McLaren uzyskał wyjaśnienia ws. kontrowersyjnej żółtej flagi z sobotnich kwalifikacji do GP Azerbejdżanu. To przez nią Lando Norris definitywnie stracił szansę na awans do Q2.
Stajnia z Woking zapowiedziała w sobotę, że zechce dowiedzieć się, co stało za pokazaniem wiceliderowi mistrzostw sygnału ostrzegawczego w niekoniecznie groźnej sytuacji, a więc po napotkaniu wolnego Estebana Ocona. Żaden komunikat nie został przekazany mediom w niedzielny poranek, ale zagadkę tuż po wyścigu rozwikłał Andrea Stella, który oczywiście znał odpowiedź.

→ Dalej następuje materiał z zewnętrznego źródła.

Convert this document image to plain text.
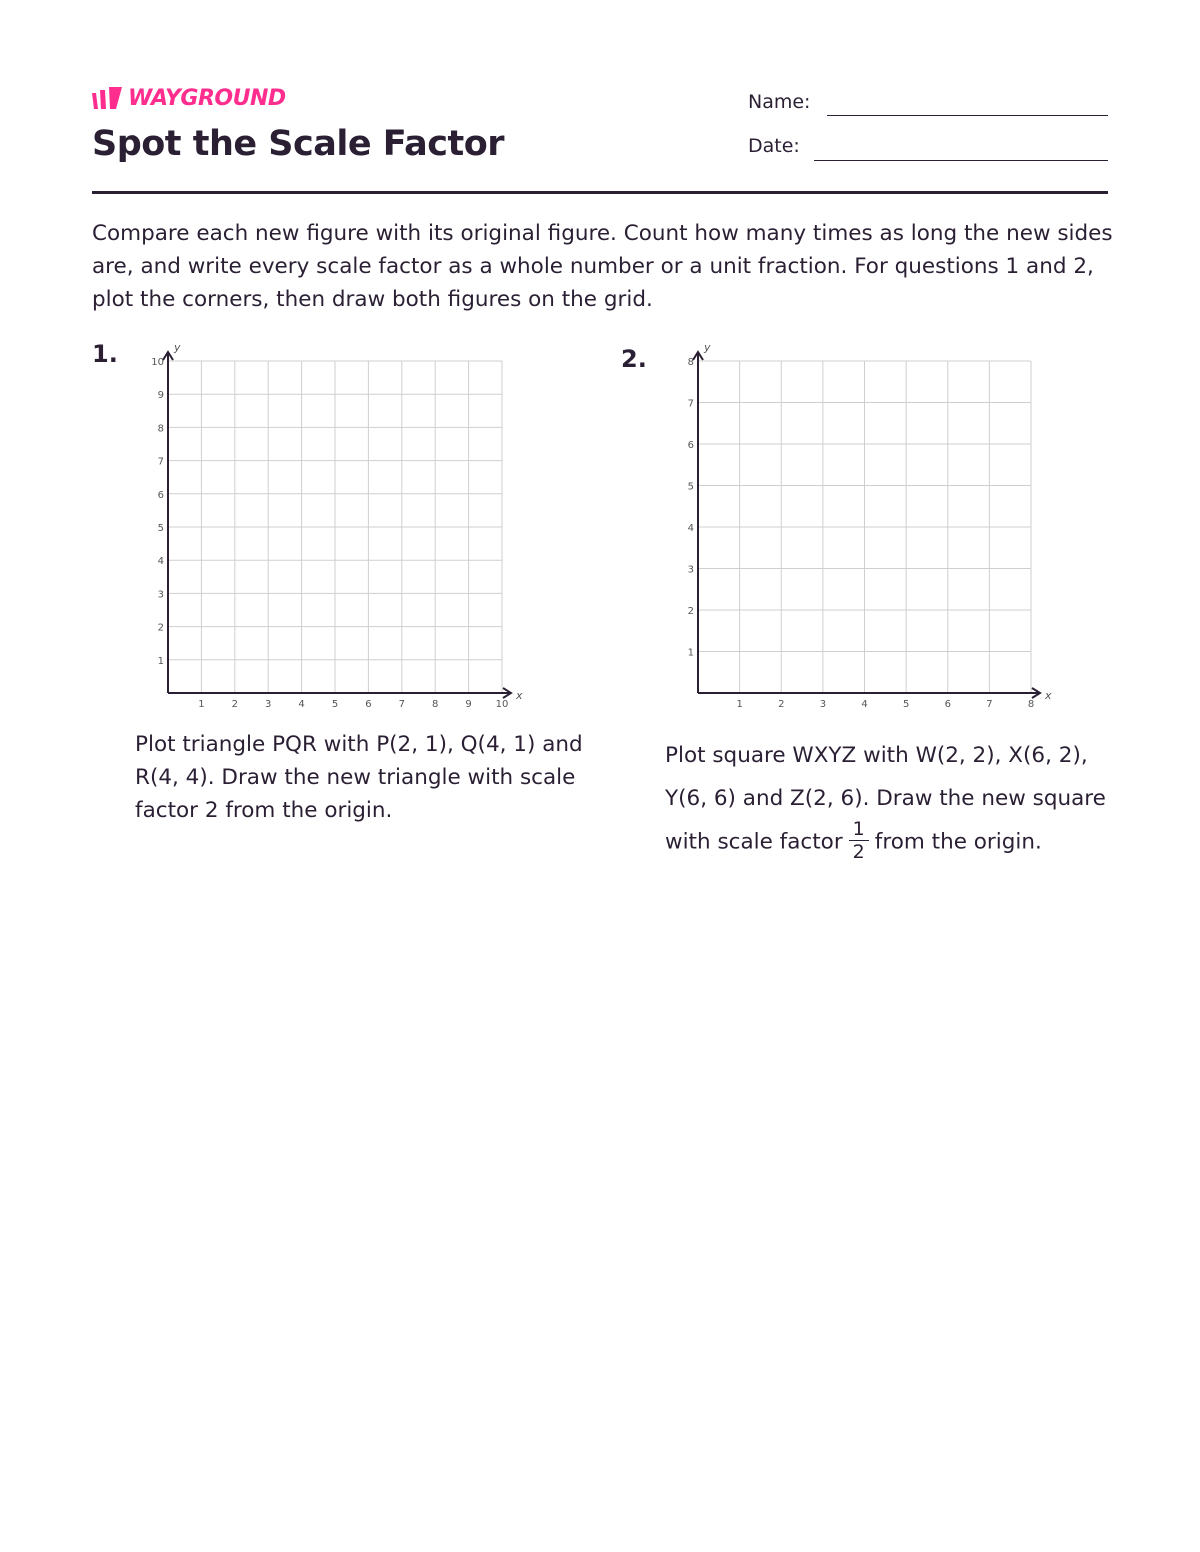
WAYGROUND
Spot the Scale Factor
Name:
Date:

Compare each new figure with its original figure. Count how many times as long the new sides are, and write every scale factor as a whole number or a unit fraction. For questions 1 and 2, plot the corners, then draw both figures on the grid.

1.
1	2	3	4	5	6	7	8	9 10
1
2
3
4
5
6
7
8
9
10
x
y

Plot triangle PQR with P(2, 1), Q(4, 1) and R(4, 4). Draw the new triangle with scale factor 2 from the origin.

2.
1	2	3	4	5	6	7	8
1
2
3
4
5
6
7
8
x
y

Plot square WXYZ with W(2, 2), X(6, 2), Y(6, 6) and Z(2, 6). Draw the new square with scale factor $\frac{1}{2}$ from the origin.
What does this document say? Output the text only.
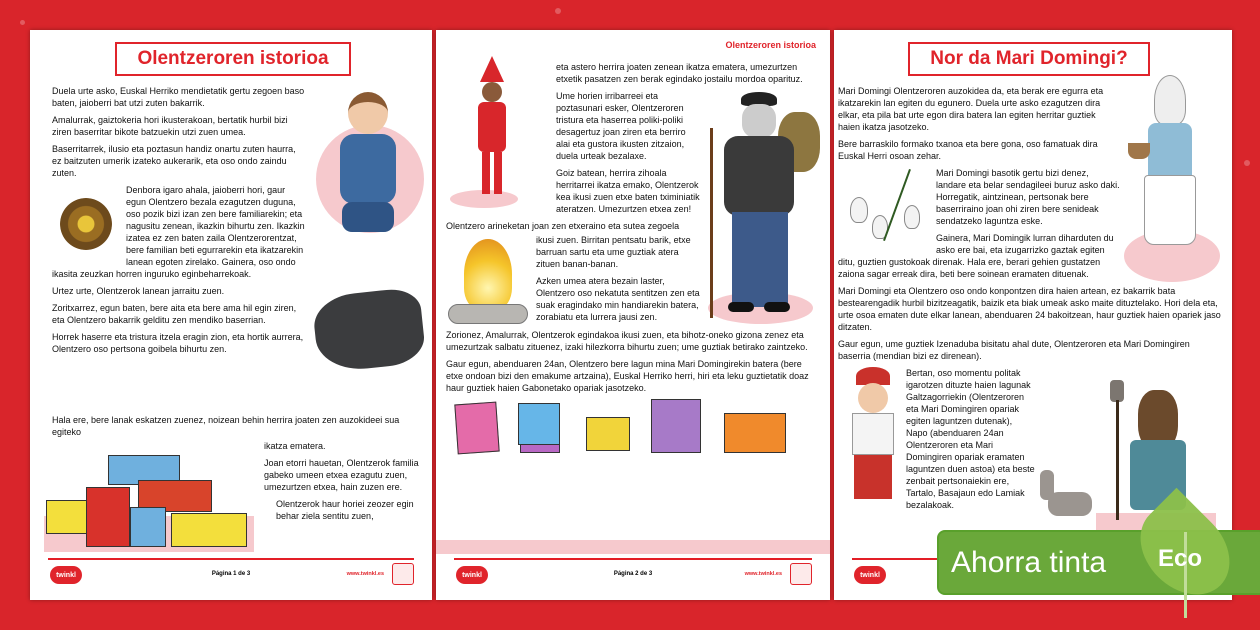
Olentzeroren istorioa
Duela urte asko, Euskal Herriko mendietatik gertu zegoen baso baten, jaioberri bat utzi zuten bakarrik.
Amalurrak, gaiztokeria hori ikusterakoan, bertatik hurbil bizi ziren baserritar bikote batzuekin utzi zuen umea.
Baserritarrek, ilusio eta poztasun handiz onartu zuten haurra, ez baitzuten umerik izateko aukerarik, eta oso ondo zaindu zuten.
Denbora igaro ahala, jaioberri hori, gaur egun Olentzero bezala ezagutzen duguna, oso pozik bizi izan zen bere familiarekin; eta nagusitu zenean, ikazkin bihurtu zen. Ikazkin izatea ez zen baten zaila Olentzerorentzat, bere familian beti egurrarekin eta ikatzarekin lanean egoten zirelako. Gainera, oso ondo ikasita zeuzkan horren inguruko eginbeharrekoak.
Urtez urte, Olentzerok lanean jarraitu zuen.
Zoritxarrez, egun baten, bere aita eta bere ama hil egin ziren, eta Olentzero bakarrik gelditu zen mendiko baserrian.
Horrek haserre eta tristura itzela eragin zion, eta hortik aurrera, Olentzero oso pertsona goibela bihurtu zen.
Hala ere, bere lanak eskatzen zuenez, noizean behin herrira joaten zen auzokideei sua egiteko
ikatza ematera.
Joan etorri hauetan, Olentzerok familia gabeko umeen etxea ezagutu zuen, umezurtzen etxea, hain zuzen ere.
Olentzerok haur horiei zeozer egin behar ziela sentitu zuen,
twinkl	Página 1 de 3	www.twinkl.es
Olentzeroren istorioa
eta astero herrira joaten zenean ikatza ematera, umezurtzen etxetik pasatzen zen berak egindako jostailu mordoa oparituz.
Ume horien irribarreei eta poztasunari esker, Olentzeroren tristura eta haserrea poliki-poliki desagertuz joan ziren eta berriro alai eta gustora ikusten zitzaion, duela urteak bezalaxe.
Goiz batean, herrira zihoala herritarrei ikatza emako, Olentzerok kea ikusi zuen etxe baten tximiniatik ateratzen. Umezurtzen etxea zen!
Olentzero arineketan joan zen etxeraino eta sutea zegoela
ikusi zuen. Birritan pentsatu barik, etxe barruan sartu eta ume guztiak atera zituen banan-banan.
Azken umea atera bezain laster, Olentzero oso nekatuta sentitzen zen eta suak eragindako min handiarekin batera, zorabiatu eta lurrera jausi zen.
Zorionez, Amalurrak, Olentzerok egindakoa ikusi zuen, eta bihotz-oneko gizona zenez eta umezurtzak salbatu zituenez, izaki hilezkorra bihurtu zuen; ume guztiak betirako zaintzeko.
Gaur egun, abenduaren 24an, Olentzero bere lagun mina Mari Domingirekin batera (bere etxe ondoan bizi den emakume artzaina), Euskal Herriko herri, hiri eta leku guztietatik doaz haur guztiek haien Gabonetako opariak jasotzeko.
twinkl	Página 2 de 3	www.twinkl.es
Nor da Mari Domingi?
Mari Domingi Olentzeroren auzokidea da, eta berak ere egurra eta ikatzarekin lan egiten du egunero. Duela urte asko ezagutzen dira elkar, eta pila bat urte egon dira batera lan egiten herritar guztiek haien ikatza jasotzeko.
Bere barraskilo formako txanoa eta bere gona, oso famatuak dira Euskal Herri osoan zehar.
Mari Domingi basotik gertu bizi denez, landare eta belar sendagileei buruz asko daki. Horregatik, aintzinean, pertsonak bere baserriraino joan ohi ziren bere senideak sendatzeko laguntza eske.
Gainera, Mari Domingik lurran diharduten du asko ere bai, eta izugarrizko gaztak egiten ditu, guztien gustokoak direnak. Hala ere, berari gehien gustatzen zaiona sagar erreak dira, beti bere soinean eramaten dituenak.
Mari Domingi eta Olentzero oso ondo konpontzen dira haien artean, ez bakarrik bata bestearengadik hurbil bizitzeagatik, baizik eta biak umeak asko maite dituztelako. Hori dela eta, urte osoa ematen dute elkar lanean, abenduaren 24 bakoitzean, haur guztiek haien opariek jaso ditzaten.
Gaur egun, ume guztiek Izenaduba bisitatu ahal dute, Olentzeroren eta Mari Domingiren baserria (mendian bizi ez direnean).
Bertan, oso momentu politak igarotzen dituzte haien lagunak Galtzagorriekin (Olentzeroren eta Mari Domingiren opariak egiten laguntzen dutenak), Napo (abenduaren 24an Olentzeroren eta Mari Domingiren opariak eramaten laguntzen duen astoa) eta beste zenbait pertsonaiekin ere, Tartalo, Basajaun edo Lamiak bezalakoak.
twinkl Ahorra tinta Eco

Ta jest podobna do zamieszania po czasówce do GP Kataru 2021 - osoby pracujące na miejscu mają prawo ostrzec zawodników, jeśli same stwierdzą, że istnieć może jakieś zagrożenie. Kierowcy natomiast muszą zastosować się do takich komunikatów, niezależnie od tego, czy się z nimi zgadzają lub czy niebezpieczeństwo naprawdę czyhało tuż za rogiem.

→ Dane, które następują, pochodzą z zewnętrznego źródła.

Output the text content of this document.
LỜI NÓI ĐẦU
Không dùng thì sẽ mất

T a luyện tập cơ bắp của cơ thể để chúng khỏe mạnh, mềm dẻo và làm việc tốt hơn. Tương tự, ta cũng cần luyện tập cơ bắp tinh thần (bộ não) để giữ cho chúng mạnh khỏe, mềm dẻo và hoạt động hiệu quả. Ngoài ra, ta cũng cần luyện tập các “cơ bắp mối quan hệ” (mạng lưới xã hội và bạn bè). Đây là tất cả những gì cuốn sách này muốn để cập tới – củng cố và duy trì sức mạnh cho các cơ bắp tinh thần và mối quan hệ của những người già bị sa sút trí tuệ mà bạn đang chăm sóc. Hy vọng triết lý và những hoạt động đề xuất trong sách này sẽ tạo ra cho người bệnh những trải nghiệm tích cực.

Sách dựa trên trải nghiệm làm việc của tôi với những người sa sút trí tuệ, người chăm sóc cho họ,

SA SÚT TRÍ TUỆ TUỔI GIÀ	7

Niecałe trzy lata temu problem polegał na tym, iż Max Verstappen został ukarany za zignorowanie flagi, która w opinii Red Bulla była niepotrzebna i absurdalna. Teraz Lando Norris postąpił przepisowo i zwolnił, ale jego też zespół miał spore wątpliwości - uważał bowiem, że istniała szansa awansu nawet pomimo błędu w zakręcie nr 16.

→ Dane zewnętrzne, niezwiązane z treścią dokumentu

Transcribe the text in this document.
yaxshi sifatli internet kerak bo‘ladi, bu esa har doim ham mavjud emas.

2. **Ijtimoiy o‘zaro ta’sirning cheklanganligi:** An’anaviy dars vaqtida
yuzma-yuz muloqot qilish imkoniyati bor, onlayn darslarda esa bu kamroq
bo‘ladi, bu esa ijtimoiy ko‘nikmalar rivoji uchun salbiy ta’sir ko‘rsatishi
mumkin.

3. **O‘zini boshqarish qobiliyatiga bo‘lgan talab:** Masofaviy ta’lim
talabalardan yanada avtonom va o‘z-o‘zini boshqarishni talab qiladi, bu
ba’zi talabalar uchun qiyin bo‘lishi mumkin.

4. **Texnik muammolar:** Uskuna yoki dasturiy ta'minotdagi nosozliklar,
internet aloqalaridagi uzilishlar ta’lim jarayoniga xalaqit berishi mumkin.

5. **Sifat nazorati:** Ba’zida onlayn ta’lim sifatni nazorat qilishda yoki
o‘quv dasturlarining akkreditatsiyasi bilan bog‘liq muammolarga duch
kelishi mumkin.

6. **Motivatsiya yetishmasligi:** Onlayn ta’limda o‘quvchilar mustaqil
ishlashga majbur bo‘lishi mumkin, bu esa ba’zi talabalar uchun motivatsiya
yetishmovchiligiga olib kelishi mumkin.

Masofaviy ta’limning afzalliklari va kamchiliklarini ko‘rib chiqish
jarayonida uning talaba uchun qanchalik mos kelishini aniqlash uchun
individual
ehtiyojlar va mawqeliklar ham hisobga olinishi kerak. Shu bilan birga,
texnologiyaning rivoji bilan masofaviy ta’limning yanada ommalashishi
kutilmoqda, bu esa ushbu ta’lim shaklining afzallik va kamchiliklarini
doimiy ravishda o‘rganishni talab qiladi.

- Rozmawialiśmy z FIA - tłumaczył Stella. - Spróbowaliśmy zrozumieć ich punkt widzenia co do tego, czemu biała flaga stała się żółta, gdy Lando jechał przez szybką sekcję. Rozumiemy, że w opinii lokalnego porządkowego żółta flaga pojawiła się ze względu na różnicę w prędkości obu bolidów [Norrisa i Ocona]. Tu wchodzimy już w interpretację tego, co jest bezpieczne, a co nie.
- W ogóle nie skrytykowaliśmy FIA za to zajście. Do rozmów podeszliśmy konstruktywnie. Powiedzieliśmy, że być może należy ocenić wspólnie z kierowcami, czy takie coś wymaga białej, czy żółtej flagi. To nie jest sprawa matematyczna [zero-jedynkowa]. To kwestia zrozumienia lub może nawet percepcji tego, co jest niebezpieczne. A więc porozmawialiśmy, było konstruktywnie, ale ta żółta flaga kosztowała nas sporo.